I can then count each value using table
:
table(mydata)
# mydata
# 1 2 9 10
# 20 200 14 2
Now, I want to select the value with the highest count (in this case, "2").
I can find the highest count (e.g. 200 in this case) by using the
max function: max(table(mydata))
. But how to get the name associated with the max count in the table, i.e. "2"?
A table
is very much like a list or a data frame, in that it has values and names (attributes) that are accessible through vector subsetting.

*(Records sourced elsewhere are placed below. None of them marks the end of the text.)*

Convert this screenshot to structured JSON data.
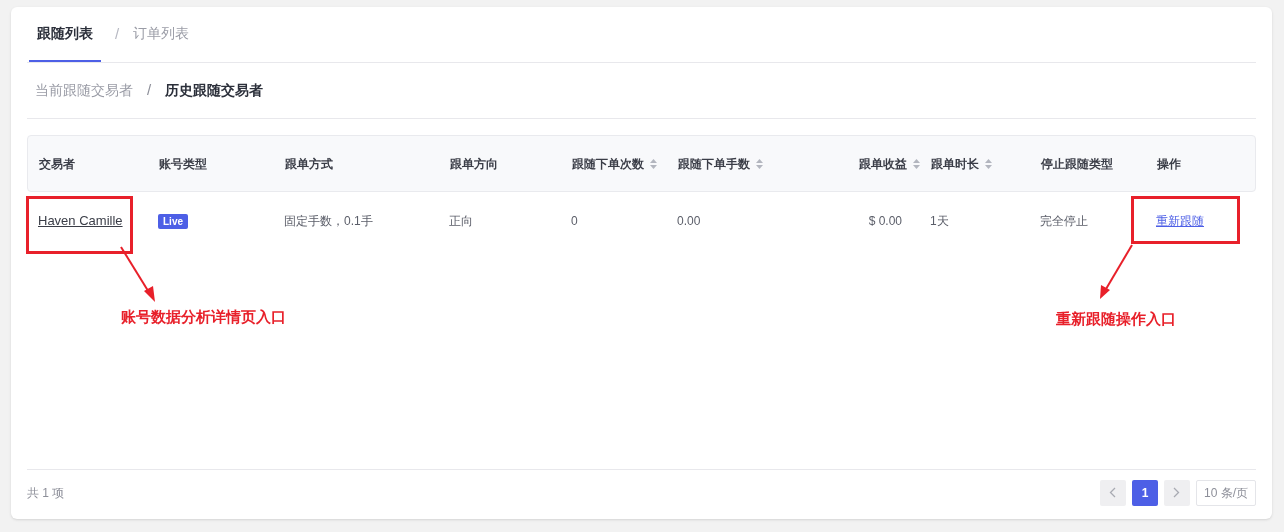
{
  "tabs": [
    {
      "label": "跟随列表",
      "selected": true
    },
    {
      "label": "订单列表",
      "selected": false
    }
  ],
  "tabs_separator": "/",
  "sub_tabs_separator": "/",
  "sub_tabs": [
    {
      "label": "当前跟随交易者",
      "selected": false
    },
    {
      "label": "历史跟随交易者",
      "selected": true
    }
  ],
  "table": {
    "columns": [
      {
        "label": "交易者",
        "sortable": false
      },
      {
        "label": "账号类型",
        "sortable": false
      },
      {
        "label": "跟单方式",
        "sortable": false
      },
      {
        "label": "跟单方向",
        "sortable": false
      },
      {
        "label": "跟随下单次数",
        "sortable": true
      },
      {
        "label": "跟随下单手数",
        "sortable": true
      },
      {
        "label": "跟单收益",
        "sortable": true
      },
      {
        "label": "跟单时长",
        "sortable": true
      },
      {
        "label": "停止跟随类型",
        "sortable": false
      },
      {
        "label": "操作",
        "sortable": false
      }
    ],
    "rows": [
      {
        "trader": "Haven Camille",
        "account_type": "Live",
        "mode": "固定手数，0.1手",
        "direction": "正向",
        "order_count": "0",
        "lots": "0.00",
        "profit": "$ 0.00",
        "duration": "1天",
        "stop_type": "完全停止",
        "action": "重新跟随"
      }
    ]
  },
  "annotations": [
    {
      "label": "账号数据分析详情页入口"
    },
    {
      "label": "重新跟随操作入口"
    }
  ],
  "footer": {
    "total": "共 1 项",
    "pages": [
      {
        "label": "1",
        "selected": true
      }
    ],
    "page_size": "10 条/页"
  }
}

> mydata <- c(rep(1, 20), rep(2, 200), rep(9, 14), rep(10, 2))
> tab <- table(mydata)
> tab
## mydata
## 1 2 9 10
## 20 200 14 2
> names(tab)
## [1] "1" "2" "9" "10"
> c(val = names(tab)[tab == max(tab)], freq = max(tab))
## val freq
## "2" "200"
The following are equivalent
> tab[ names(tab)[tab == max(tab)] ]
## 2
## 200
> tab["2"]
## 2
## 200
Other useful things to know about an object is described in its attributes
> attributes(tab)
$dim
[1] 4
$dimnames
$dimnames$mydata
[1] "1" "2" "9" "10"
$class
[1] "table"
I'd probably do this
tab<-table(mydata)
names(tab)[which.max(tab)]
That will return "2" as a string. You can do as.numeric() if you want to get it back to a number. This one-liner is a bit more ugly and probably less efficient, but hey, it's one line.
sapply(list(table(mydata)), function(x) names(x[which.max(x)]))
or maybe
with(as.data.frame(table(data)), data[which.max(Freq)])
which will actually return a factor with a value of "2". If you want to make that numeric, you need to do as.numeric(as.character(x))
. I was just trying to find ways to avoid having a table variable lying around if i really didn't need it. I wish there were an easier way to convert a table to a named vector.